In a recent Dr. Dobb’s article, Matt Stephens and Doug Rosenberg reprise their book, Extreme Programming Refactored. They raise a number of the same objections that are raised in the book, so that the article serves as a convenient summary of their concerns.
XP Can't Possibly Work
Basically it’s the same old stuff. Their objections seem to center around a preference for up front design, with a seasoning of “team responsibility equals no responsibility,” and “being an XP customer is difficult.” The fundamental message is in their conclusion:
XP requires unfailing discipline from every member of the team throughout the project. This makes it anything but lightweight. Additionally, the 12 practices are so tightly dependent on each other that tailoring XP (or skipping a few of the practices) can be tricky.
In fact, XP does not require “unfailing discipline from every member of the team throughout the project”. That’s because it’s a team. My pair partner provides support when I slip. My other team members see my code and tests and support me when I stumble. If XP did up front design and divided up the work to be done in parallel, everyone would need to be disciplined all the time – or to be checked up on by some process or human element added up above. As it is, in XP and all the agile processes, it’s the team, supporting its members, that makes it work. Stephens and Rosenberg, for some reason, seem not to believe that people can work together that way.
The practices of XP do interact, and some of them are in fact quite interdependent. As it turns out, the practices of every method interact. Each practice of CMM or RUP is there with the intention to plug what might otherwise be a hole in the process. It’s amusing to object to practices being interdependent, but ultimately fatuous. Of course they’re interdependent: they are mutually supportive.
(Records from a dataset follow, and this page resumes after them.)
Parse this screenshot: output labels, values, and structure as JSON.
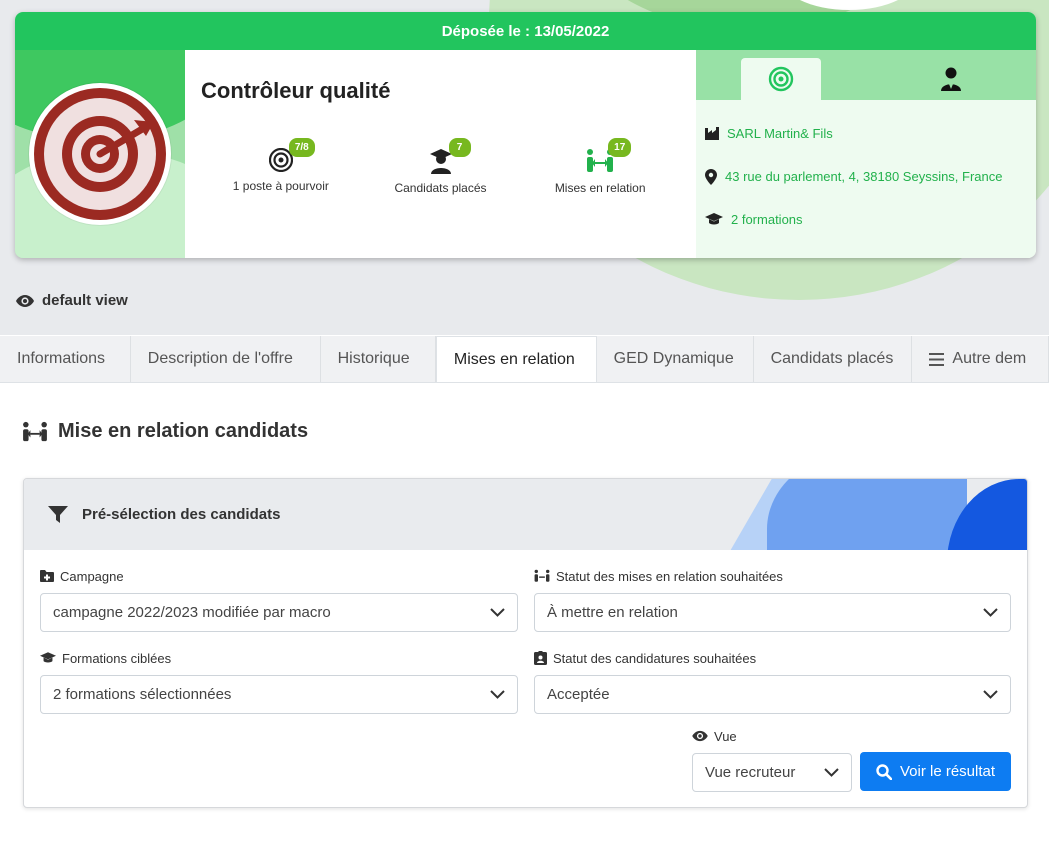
{
  "offer": {
    "posted_label": "Déposée le : 13/05/2022",
    "title": "Contrôleur qualité",
    "stats": [
      {
        "badge": "7/8",
        "label": "1 poste à pourvoir",
        "icon": "target-icon"
      },
      {
        "badge": "7",
        "label": "Candidats placés",
        "icon": "graduate-user-icon"
      },
      {
        "badge": "17",
        "label": "Mises en relation",
        "icon": "people-arrows-icon"
      }
    ],
    "company": "SARL Martin& Fils",
    "address": "43 rue du parlement, 4, 38180 Seyssins, France",
    "formations": "2 formations"
  },
  "view": {
    "label": "default view"
  },
  "tabs": [
    {
      "label": "Informations",
      "active": false
    },
    {
      "label": "Description de l'offre",
      "active": false
    },
    {
      "label": "Historique",
      "active": false
    },
    {
      "label": "Mises en relation",
      "active": true
    },
    {
      "label": "GED Dynamique",
      "active": false
    },
    {
      "label": "Candidats placés",
      "active": false
    },
    {
      "label": "Autre dem",
      "active": false
    }
  ],
  "section": {
    "title": "Mise en relation candidats"
  },
  "filters": {
    "title": "Pré-sélection des candidats",
    "campaign": {
      "label": "Campagne",
      "value": "campagne 2022/2023 modifiée par macro"
    },
    "relation_status": {
      "label": "Statut des mises en relation souhaitées",
      "value": "À mettre en relation"
    },
    "formations": {
      "label": "Formations ciblées",
      "value": "2 formations sélectionnées"
    },
    "application_status": {
      "label": "Statut des candidatures souhaitées",
      "value": "Acceptée"
    },
    "view": {
      "label": "Vue",
      "value": "Vue recruteur"
    },
    "submit_label": "Voir le résultat"
  },
  "colors": {
    "brand_green": "#22c55e",
    "badge_green": "#77b81f",
    "primary_blue": "#0d7cf2"
  }
}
The Contribution That Might Have Been
Stephens and Rosenberg are smart people, and articulate. In their zeal to tear down XP, they miss the opportunity to embrace the goals of agile software development and XP, and to contribute to meeting them more effectively. The goals, as I see them, are to deliver running, tested software incrementally, from the beginning of the project, to the end, in a sustainable way. If Stephens and Rosenberg were to focus on building up better ways to do this, rather than on tearing down a way that works rather well, they could make a real contribution. I’d welcome that.
The Ultimate Irony
In 1997 this article might have been a frightening warning to people looking at XP and agile methods. Ancient maps used to mark unknown areas with “Here there be dragons.” But now, in 2004, people have been there, they go there every day, and while there are problems, it turns out that there are no dragons.
The ultimate “Irony of XP” is that detractors notwithstanding, more and more people are finding that there are no dragons, and that XP does in fact work for them.